VANCOUVER — A new B.C. study shows a dramatic decrease in the number of HIV patients developing resistance to anti-retroviral drugs.
“This is good news, with big implications,” said the study’s author, Dr. Richard Harrigan.
The BC Centre for Excellence in HIV/AIDS research shows a dramatic decrease in the number of HIV patients in B.C. developing resistance to anti-retroviral drugs.
When treatments keep the virus from replicating, the disease doesn’t progress, said Harrigan. “If you develop resistance, you’re in trouble.”
HIV positive Vancouver artist Tiko Kerr was near death five years ago because of drug resistance.
“You can’t imagine what it’s like to be given your life back,” said Kerr, who has been HIV positive for 25 years.
Kerr was one of five seriously ill B.C. HIV patients who had to fight to get what were then experimental treatments — their last chance for survival.
“Within the first five days of my new treatment in 2006, my viral load was reduced 90 per cent.”

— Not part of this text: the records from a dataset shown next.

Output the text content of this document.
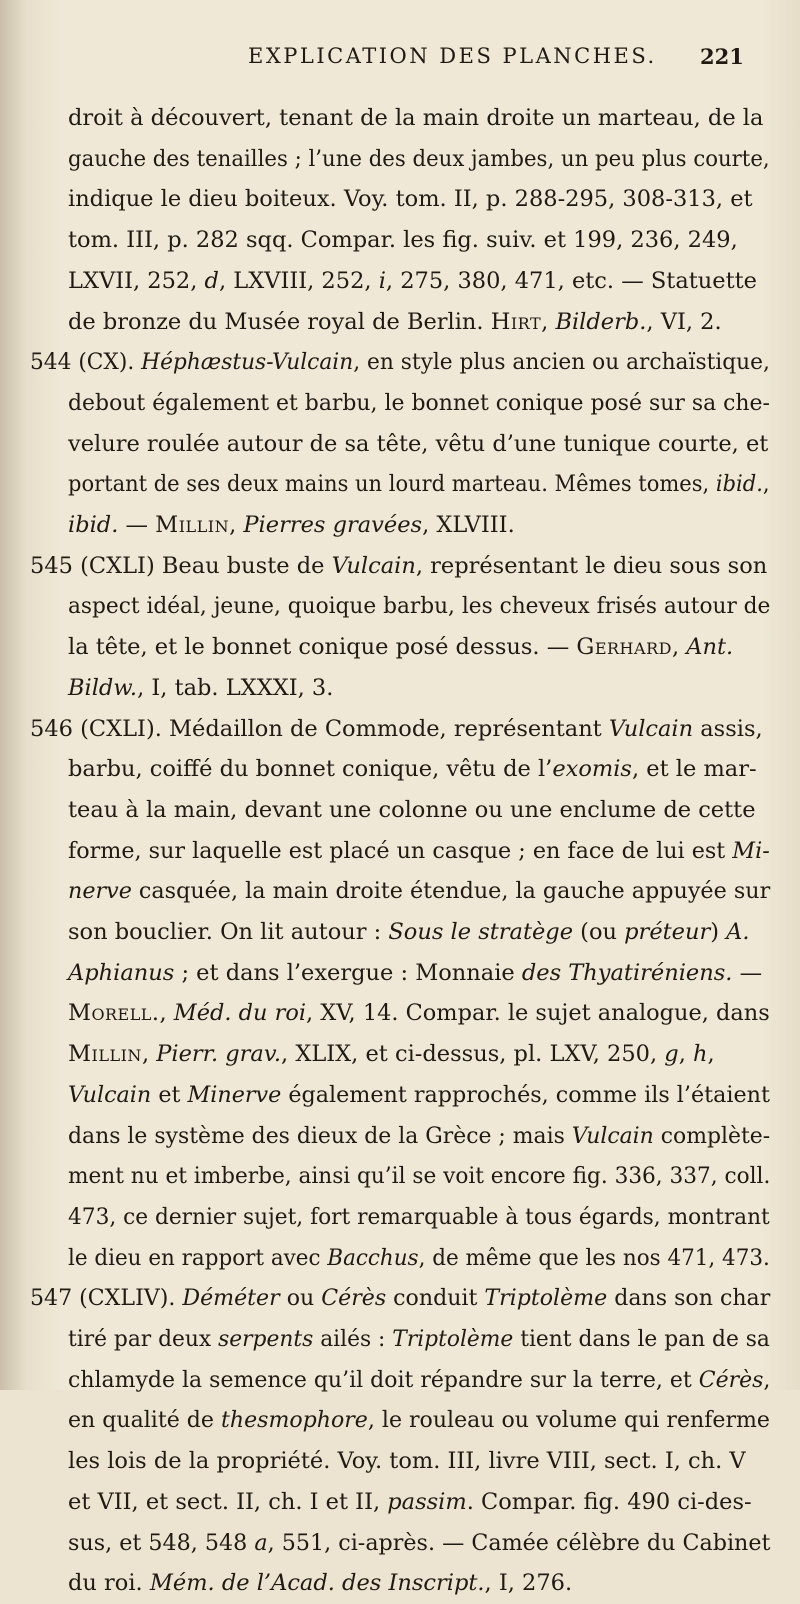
EXPLICATION DES PLANCHES. 221
droit à découvert, tenant de la main droite un marteau, de la
gauche des tenailles ; l’une des deux jambes, un peu plus courte,
indique le dieu boiteux. Voy. tom. II, p. 288-295, 308-313, et
tom. III, p. 282 sqq. Compar. les fig. suiv. et 199, 236, 249,
LXVII, 252, d, LXVIII, 252, i, 275, 380, 471, etc. — Statuette
de bronze du Musée royal de Berlin. Hirt, Bilderb., VI, 2.
544 (CX). Héphæstus-Vulcain, en style plus ancien ou archaïstique,
debout également et barbu, le bonnet conique posé sur sa che-
velure roulée autour de sa tête, vêtu d’une tunique courte, et
portant de ses deux mains un lourd marteau. Mêmes tomes, ibid.,
ibid. — Millin, Pierres gravées, XLVIII.
545 (CXLI) Beau buste de Vulcain, représentant le dieu sous son
aspect idéal, jeune, quoique barbu, les cheveux frisés autour de
la tête, et le bonnet conique posé dessus. — Gerhard, Ant.
Bildw., I, tab. LXXXI, 3.
546 (CXLI). Médaillon de Commode, représentant Vulcain assis,
barbu, coiffé du bonnet conique, vêtu de l’exomis, et le mar-
teau à la main, devant une colonne ou une enclume de cette
forme, sur laquelle est placé un casque ; en face de lui est Mi-
nerve casquée, la main droite étendue, la gauche appuyée sur
son bouclier. On lit autour : Sous le stratège (ou préteur) A.
Aphianus ; et dans l’exergue : Monnaie des Thyatiréniens. —
Morell., Méd. du roi, XV, 14. Compar. le sujet analogue, dans
Millin, Pierr. grav., XLIX, et ci-dessus, pl. LXV, 250, g, h,
Vulcain et Minerve également rapprochés, comme ils l’étaient
dans le système des dieux de la Grèce ; mais Vulcain complète-
ment nu et imberbe, ainsi qu’il se voit encore fig. 336, 337, coll.
473, ce dernier sujet, fort remarquable à tous égards, montrant
le dieu en rapport avec Bacchus, de même que les nos 471, 473.
547 (CXLIV). Déméter ou Cérès conduit Triptolème dans son char
tiré par deux serpents ailés : Triptolème tient dans le pan de sa
chlamyde la semence qu’il doit répandre sur la terre, et Cérès,
en qualité de thesmophore, le rouleau ou volume qui renferme
les lois de la propriété. Voy. tom. III, livre VIII, sect. I, ch. V
et VII, et sect. II, ch. I et II, passim. Compar. fig. 490 ci-des-
sus, et 548, 548 a, 551, ci-après. — Camée célèbre du Cabinet
du roi. Mém. de l’Acad. des Inscript., I, 276.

Harrigan attributed the decline in new cases of drug resistance to “steady improvement” over the years.
“In the early days, people would have to take 30 pills a day,” said Harrigan. “Now it’s often just one pill a day.”
The study, published in the Jan. 1 edition of Clinical Infections Diseases, reports that from 1996-2008 there has been a 12-fold decrease in drug resistance.

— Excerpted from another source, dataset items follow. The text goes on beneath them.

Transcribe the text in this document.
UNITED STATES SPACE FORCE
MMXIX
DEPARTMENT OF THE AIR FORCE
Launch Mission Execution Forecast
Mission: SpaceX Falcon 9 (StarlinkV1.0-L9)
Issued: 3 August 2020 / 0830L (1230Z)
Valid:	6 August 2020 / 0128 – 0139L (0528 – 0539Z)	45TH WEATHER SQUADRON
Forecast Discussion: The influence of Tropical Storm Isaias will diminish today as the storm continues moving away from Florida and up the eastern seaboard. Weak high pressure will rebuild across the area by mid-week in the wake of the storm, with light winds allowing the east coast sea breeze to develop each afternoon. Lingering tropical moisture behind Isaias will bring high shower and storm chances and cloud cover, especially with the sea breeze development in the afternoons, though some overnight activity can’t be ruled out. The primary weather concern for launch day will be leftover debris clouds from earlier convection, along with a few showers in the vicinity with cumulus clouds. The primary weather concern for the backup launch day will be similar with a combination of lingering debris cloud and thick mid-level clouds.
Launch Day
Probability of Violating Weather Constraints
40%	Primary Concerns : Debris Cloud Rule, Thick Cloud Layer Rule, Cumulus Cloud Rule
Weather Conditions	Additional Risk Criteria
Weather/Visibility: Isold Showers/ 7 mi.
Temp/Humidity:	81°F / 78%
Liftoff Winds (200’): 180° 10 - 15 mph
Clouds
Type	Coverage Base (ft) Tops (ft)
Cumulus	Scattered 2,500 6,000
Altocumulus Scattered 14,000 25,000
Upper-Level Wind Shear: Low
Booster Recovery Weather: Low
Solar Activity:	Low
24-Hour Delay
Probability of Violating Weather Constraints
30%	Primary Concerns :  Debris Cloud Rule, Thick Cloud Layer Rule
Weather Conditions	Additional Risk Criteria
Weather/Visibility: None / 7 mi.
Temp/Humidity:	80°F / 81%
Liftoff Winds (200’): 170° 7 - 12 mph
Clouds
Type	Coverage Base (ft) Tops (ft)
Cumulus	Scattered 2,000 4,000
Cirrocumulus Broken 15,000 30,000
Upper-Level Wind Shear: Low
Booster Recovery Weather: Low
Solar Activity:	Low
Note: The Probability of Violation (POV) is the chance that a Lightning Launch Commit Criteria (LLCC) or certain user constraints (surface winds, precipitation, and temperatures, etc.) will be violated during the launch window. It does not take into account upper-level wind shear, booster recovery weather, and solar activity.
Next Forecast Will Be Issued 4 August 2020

“The main thing that we saw is that the HAART therapies (highly active antiretroviral therapy) are becoming more successful every year in keeping the level of virus in patients down below the level we can even detect.
“That prevents the virus from replicating, from making copies of itself and the disease doesn’t progress,” Harrigan said.
It also means less drug-resistant HIV is being passed on “from patient A to patient B.”
The 10-year-long study involved 5,500 patients.